Иван Остапович подхватил девочку на руки, закружил по комнате. Светлана радостно повизгивала, захлебываясь от удовольствия, настойчиво требовала:
— Пап-пка, еще!
Иван Остапович усадил ее на колено. Девочка зачарованно смотрела на него смышлеными серыми глазами. Петро с одобрительной усмешкой наблюдал за ними.
— Крепкий мороз сегодня, — сказал Иван Остапович. — Не останетесь без электроэнергии?
— Э, нет! Мы мороза-воеводу в свой штат зачислили, — пошутил Петро, — Ничего, старается старик добросовестно.
— Именно?
— У нас ведь запруды-перемычки, по опыту алтайцев… Инженер подсказал.
Петро объяснил, как верхний слой льда используется в качестве надежного покрова, предохраняющего реку от замерзания.

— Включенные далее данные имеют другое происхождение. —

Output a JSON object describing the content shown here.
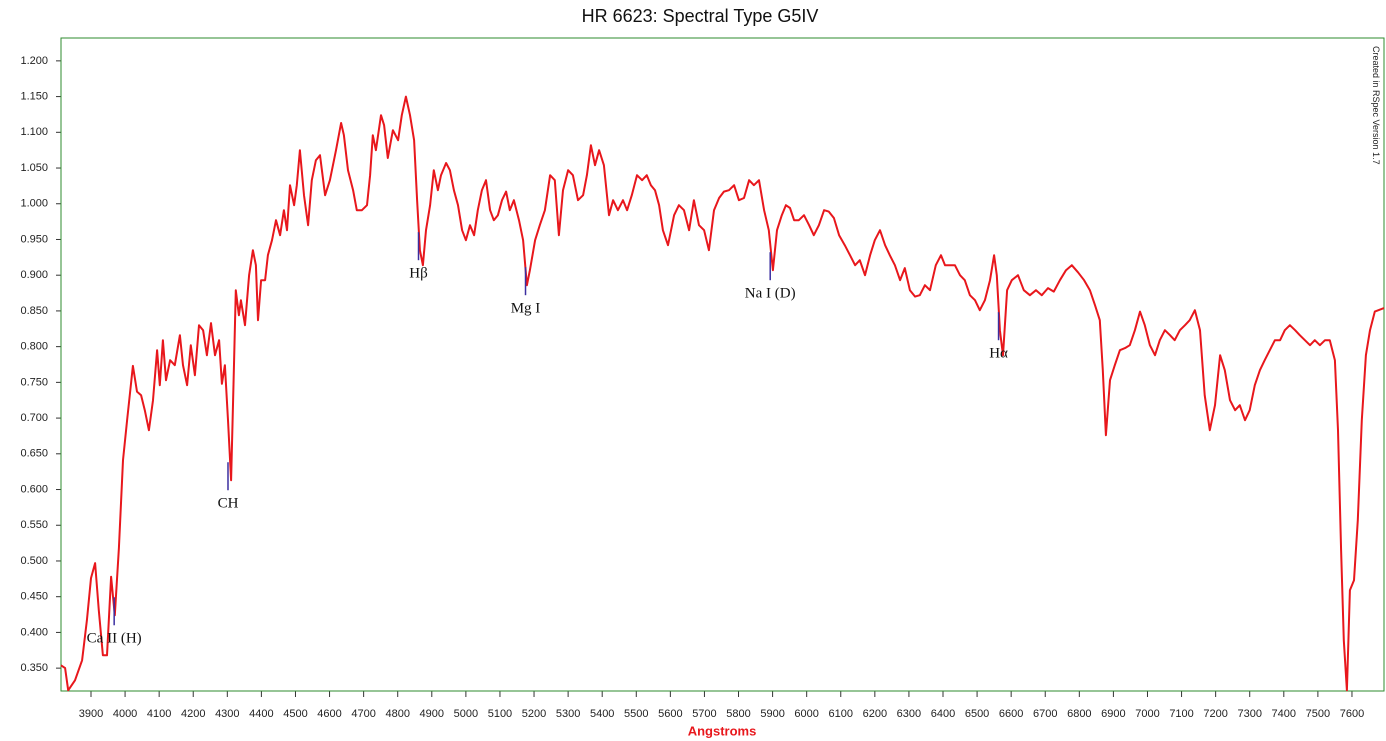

Иван Остапович взял с тарелки яблоко, разрезал его на две половинки, одну из них дал дочери.
— Угощайся, Петро, — пригласил он. — Сад как переносит морозы? У вас ведь молодых яблонь много.
— Обвязываем.
— Соломой?
— Нет, в соломе мыши заводятся. Камышом, подсолнухом.
— Окуриваете?
— Само собой. Батько за термометром все время следит. Если в час дня температура ниже нуля, предупреждаем людей. Особенно в ясную погоду, во время восхода солнца, приходится быть начеку. Все время ветви держим под дымом.
— Хлопот много.
— Без этого нельзя.
Петру было приятно, что брат, давно уже утративший связь с селом, интересуется колхозными делами так подробно.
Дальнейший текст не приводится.